Como he comentado antes, el plugin tiene una versión gratuita que puedes descargar desde aquí o buscarlo en el repositorio de plugins de WordPress, como prefieras.
El caso es que una vez esté activado, verás un nuevo menú en tu WordPress llamado Loginizer Security.
En menú sólo cuenta de dos opciones:
– Escritorio
– Brute Force
Nos vamos a centrar en Brute Force para ver su configuración. Sólo aclarar que una vez has activado el plugin, la protección contra estos ataques ya está activada.
La configuración por defecto es la que podéis ver en la siguiente imagen. Más abajo la explico:
Como he comentado, esta configuración es bastante equilibrada y puedes probar par ver qué tal te va.
Sólo tienes que dejarla y ver al día siguiente el informe que encontrarás en esta misma sección, un poco más arriba.
Si todo es correcto, sólo tendrás unos pocos casos de intentos de login incorrectos, pero quizás te sorprenda la cantidad de bloqueos que descubres y lo peor es que hasta que no has instalado el plugin no tenías ni idea de la cantidad de ataques diarios que estabas sufriendo en tu WordPress.
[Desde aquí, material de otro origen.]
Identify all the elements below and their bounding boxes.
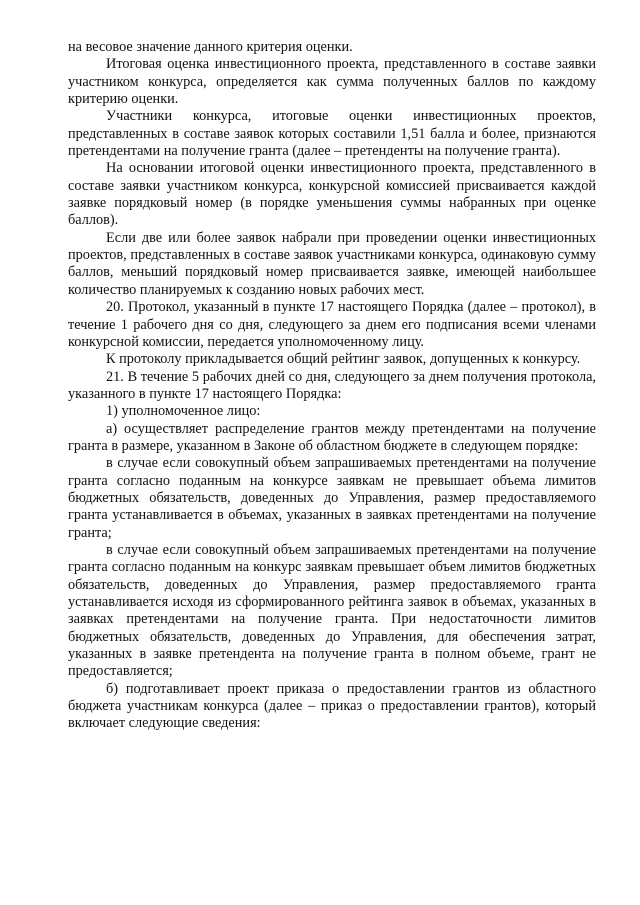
paragraph-subitem-a: а) осуществляет распределение грантов между претендентами на получение гранта в размере, указанном в Законе об областном бюджете в следующем порядке: <box>68 420 596 454</box>
paragraph-subitem-b: б) подготавливает проект приказа о предоставлении грантов из областного бюджета участникам конкурса (далее – приказ о предоставлении грантов), который включает следующие сведения: <box>68 680 596 732</box>
paragraph-item-20: 20. Протокол, указанный в пункте 17 настоящего Порядка (далее – протокол), в течение 1 рабочего дня со дня, следующего за днем его подписания всеми членами конкурсной комиссии, передается уполномоченному лицу. <box>68 299 596 350</box>
paragraph: К протоколу прикладывается общий рейтинг заявок, допущенных к конкурсу. <box>106 351 581 368</box>
document-page <box>68 39 596 733</box>
paragraph: в случае если совокупный объем запрашиваемых претендентами на получение гранта согласно поданным на конкурсе заявкам не превышает объема лимитов бюджетных обязательств, доведенных до Управления, размер предоставляемого гранта устанавливается в объемах, указанных в заявках претендентами на получение гранта; <box>68 455 596 541</box>
paragraph: Участники конкурса, итоговые оценки инвестиционных проектов, представленных в составе заявок которых составили 1,51 балла и более, признаются претендентами на получение гранта (далее – претенденты на получение гранта). <box>68 108 596 160</box>
paragraph: На основании итоговой оценки инвестиционного проекта, представленного в составе заявки участником конкурса, конкурсной комиссией присваивается каждой заявке порядковый номер (в порядке уменьшения суммы набранных при оценке баллов). <box>68 160 596 229</box>
paragraph: Если две или более заявок набрали при проведении оценки инвестиционных проектов, представленных в составе заявок участниками конкурса, одинаковую сумму баллов, меньший порядковый номер присваивается заявке, имеющей наибольшее количество планируемых к созданию новых рабочих мест. <box>68 229 596 298</box>
paragraph: на весовое значение данного критерия оценки. <box>68 39 353 55</box>
paragraph-item-21: 21. В течение 5 рабочих дней со дня, следующего за днем получения протокола, указанного в пункте 17 настоящего Порядка: <box>68 368 596 402</box>
paragraph-subitem-1: 1) уполномоченное лицо: <box>106 403 261 420</box>
paragraph: в случае если совокупный объем запрашиваемых претендентами на получение гранта согласно поданным на конкурс заявкам превышает объем лимитов бюджетных обязательств, доведенных до Управления, размер предоставляемого гранта устанавливается исходя из сформированного рейтинга заявок в объемах, указанных в заявках претендентами на получение гранта. При недостаточности лимитов бюджетных обязательств, доведенных до Управления, для обеспечения затрат, указанных в заявке претендента на получение гранта в полном объеме, грант не предоставляется; <box>68 541 596 680</box>
paragraph: Итоговая оценка инвестиционного проекта, представленного в составе заявки участником конкурса, определяется как сумма полученных баллов по каждому критерию оценки. <box>68 56 596 108</box>
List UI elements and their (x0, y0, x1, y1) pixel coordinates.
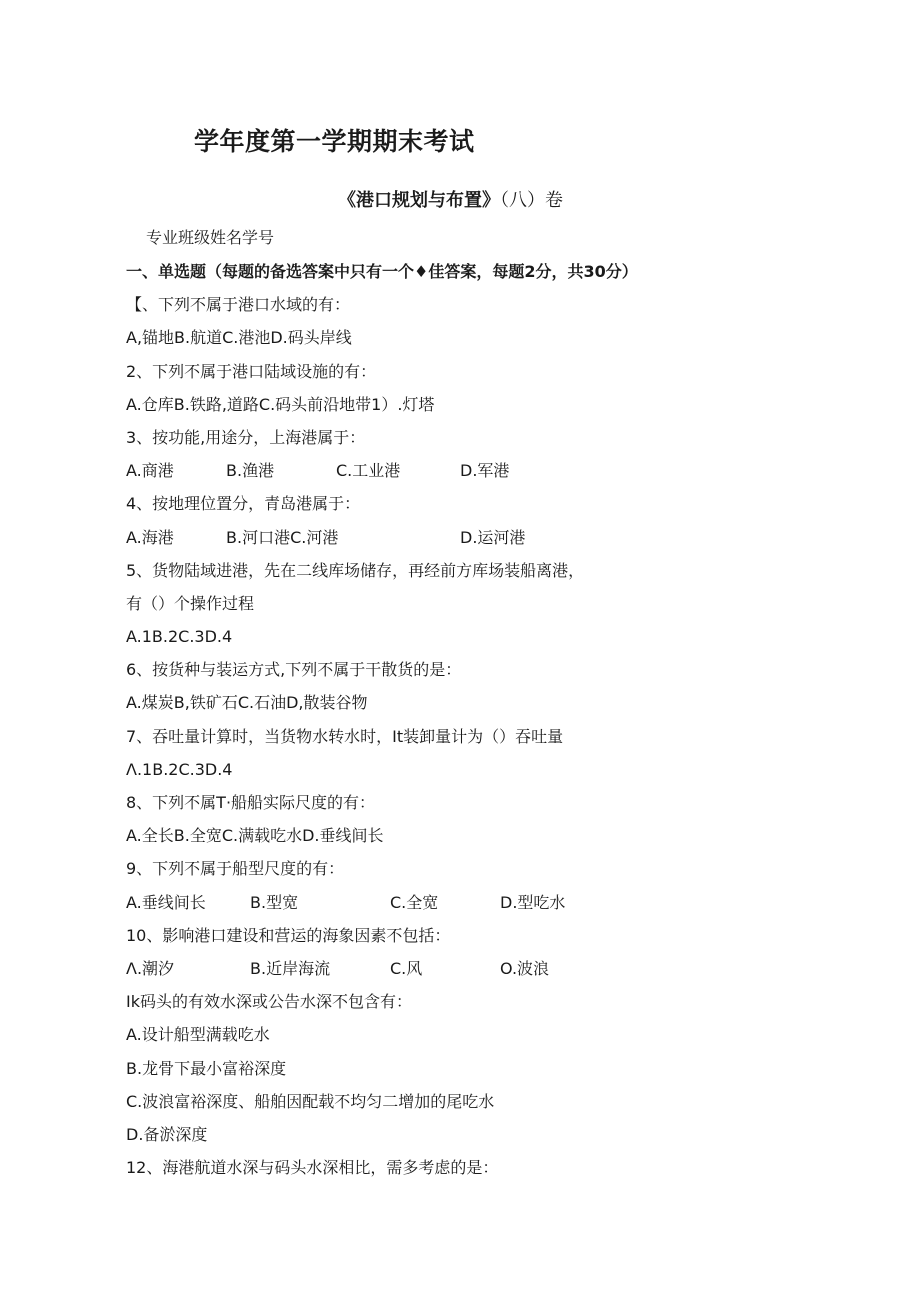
question-stem: 4、按地理位置分，青岛港属于： (126, 494, 361, 514)
question-stem: Ik码头的有效水深或公告水深不包含有： (126, 992, 412, 1012)
question-options: A.全长B.全宽C.满载吃水D.垂线间长 (126, 826, 384, 846)
question-options: Λ.1B.2C.3D.4 (126, 759, 233, 779)
question-stem: 12、海港航道水深与码头水深相比，需多考虑的是： (126, 1158, 499, 1178)
question-stem: 【、下列不属于港口水域的有： (126, 295, 351, 315)
question-stem: 8、下列不属T·船船实际尺度的有： (126, 793, 376, 812)
option-a: A.垂线间长 (126, 892, 206, 912)
question-stem-continued: 有（）个操作过程 (126, 593, 255, 613)
option-b: B.龙骨下最小富裕深度 (126, 1058, 287, 1078)
question-stem: 7、吞吐量计算时，当货物水转水时，It装卸量计为（）吞吐量 (126, 726, 564, 746)
page-title: 学年度第一学期期末考试 (194, 127, 475, 156)
question-options (126, 528, 886, 561)
question-stem: 6、按货种与装运方式,下列不属于干散货的是： (126, 660, 462, 680)
question-options (126, 893, 886, 926)
section-heading: 一、单选题（每题的备选答案中只有一个♦佳答案，每题2分，共30分） (126, 262, 638, 281)
paper-version: （八）卷 (500, 190, 563, 211)
option-b: B.型宽 (250, 892, 299, 912)
question-options (126, 959, 886, 992)
option-d: D.型吃水 (500, 892, 566, 912)
option-c: C.风 (390, 958, 423, 978)
option-d: D.军港 (460, 461, 510, 481)
question-options: A,锚地B.航道C.港池D.码头岸线 (126, 328, 352, 348)
question-list (126, 262, 886, 1191)
option-d: D.备淤深度 (126, 1124, 208, 1144)
exam-subtitle (338, 186, 563, 212)
question-options: A.仓库B.铁路,道路C.码头前沿地带1）.灯塔 (126, 394, 435, 414)
course-name: 《港口规划与布置》 (338, 190, 500, 211)
question-stem: 10、影响港口建设和营运的海象因素不包括： (126, 925, 451, 945)
question-options (126, 461, 886, 494)
option-c: C.工业港 (336, 461, 401, 481)
option-c: C.波浪富裕深度、船舶因配载不均匀二增加的尾吃水 (126, 1091, 495, 1111)
option-d: D.运河港 (460, 527, 526, 547)
question-options: A.1B.2C.3D.4 (126, 627, 233, 647)
option-bc: B.河口港C.河港 (226, 527, 339, 547)
option-c: C.全宽 (390, 892, 439, 912)
option-d: O.波浪 (500, 958, 550, 978)
option-a: A.设计船型满载吃水 (126, 1025, 270, 1045)
question-stem: 5、货物陆域进港，先在二线库场储存，再经前方库场装船离港， (126, 560, 585, 580)
option-b: B.近岸海流 (250, 958, 331, 978)
option-a: A.海港 (126, 527, 174, 547)
question-stem: 3、按功能,用途分，上海港属于： (126, 427, 366, 447)
question-stem: 2、下列不属于港口陆域设施的有： (126, 361, 377, 381)
option-b: B.渔港 (226, 461, 275, 481)
question-options: A.煤炭B,铁矿石C.石油D,散装谷物 (126, 693, 368, 713)
option-a: A.商港 (126, 461, 174, 481)
option-a: Λ.潮汐 (126, 958, 175, 978)
student-info: 专业班级姓名学号 (146, 228, 275, 247)
question-stem: 9、下列不属于船型尺度的有： (126, 859, 345, 879)
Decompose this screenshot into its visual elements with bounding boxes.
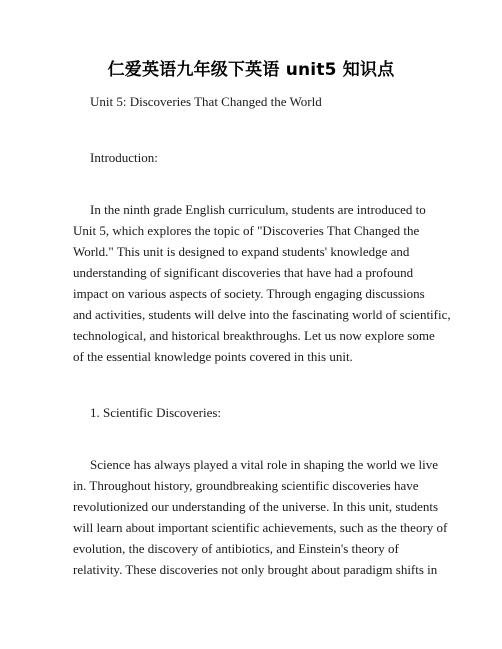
paragraph-line: in. Throughout history, groundbreaking scientific discoveries have (73, 478, 419, 493)
paragraph-line: In the ninth grade English curriculum, students are introduced to (90, 202, 426, 217)
paragraph-line: Unit 5, which explores the topic of "Discoveries That Changed the (73, 223, 420, 238)
unit-heading: Unit 5: Discoveries That Changed the World (90, 94, 322, 109)
paragraph-line: impact on various aspects of society. Through engaging discussions (73, 286, 425, 301)
paragraph-line: of the essential knowledge points covered in this unit. (73, 349, 353, 364)
section-heading-scientific-discoveries: 1. Scientific Discoveries: (90, 405, 222, 420)
paragraph-line: will learn about important scientific achievements, such as the theory of (73, 520, 448, 535)
paragraph-line: understanding of significant discoveries that have had a profound (73, 265, 414, 280)
paragraph-line: relativity. These discoveries not only brought about paradigm shifts in (73, 562, 438, 577)
paragraph-line: technological, and historical breakthroughs. Let us now explore some (73, 328, 435, 343)
paragraph-line: Science has always played a vital role in shaping the world we live (90, 457, 439, 472)
paragraph-line: World." This unit is designed to expand students' knowledge and (73, 244, 410, 259)
document-title: 仁爱英语九年级下英语 unit5 知识点 (107, 60, 395, 80)
paragraph-line: revolutionized our understanding of the universe. In this unit, students (73, 499, 439, 514)
paragraph-line: and activities, students will delve into the fascinating world of scientific, (73, 307, 451, 322)
section-heading-introduction: Introduction: (90, 150, 158, 165)
paragraph-line: evolution, the discovery of antibiotics, and Einstein's theory of (73, 541, 399, 556)
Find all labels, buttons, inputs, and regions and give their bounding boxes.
En las pruebas que realice, vi que muchas de las direcciones IP que llegaban al bloqueo de 24 horas, volvían a ser bloqueadas una y otra vez, lo que indicaba que el tiempo no era un problema para el bot.
Una vez había detectado la página de login, lo intentaría una y otra vez, aunque el resultado fuera negativo una y otra vez.
Así cambié la configuración del plugin Loginizer para cargarme los molestos bots o al menos ralentizar su incómoda actividad.
La configuración que puse fue la siguiente:
Quizás te parezca demasiado agresivo, pero esto es un detalle del informa de un día cualquiera:
Como puedes comprobar, todas las IP’s bloqueadas ha llegado al bloqueo de las 600 horas, cuando ha pasado el primer bloqueo de 10 horas.
No todas lo hacen pero si muchas de ellas, lo que significa que el sitio está bajo un ataque continuo, aunque ya depende de cada uno valorar si es una configuración muy agresiva o no.
También depende micho de si tienes usuario en tu WordPress o no, ya que no querrás bloquear a un usuario al segundo intento, pero puedes llagar a un equilibrio con una configuración personalizada por ti.
En cualquier caso siempre puedes usar la configuración por defecto de Loginizer y revisar el informe… quizás te sorprenda.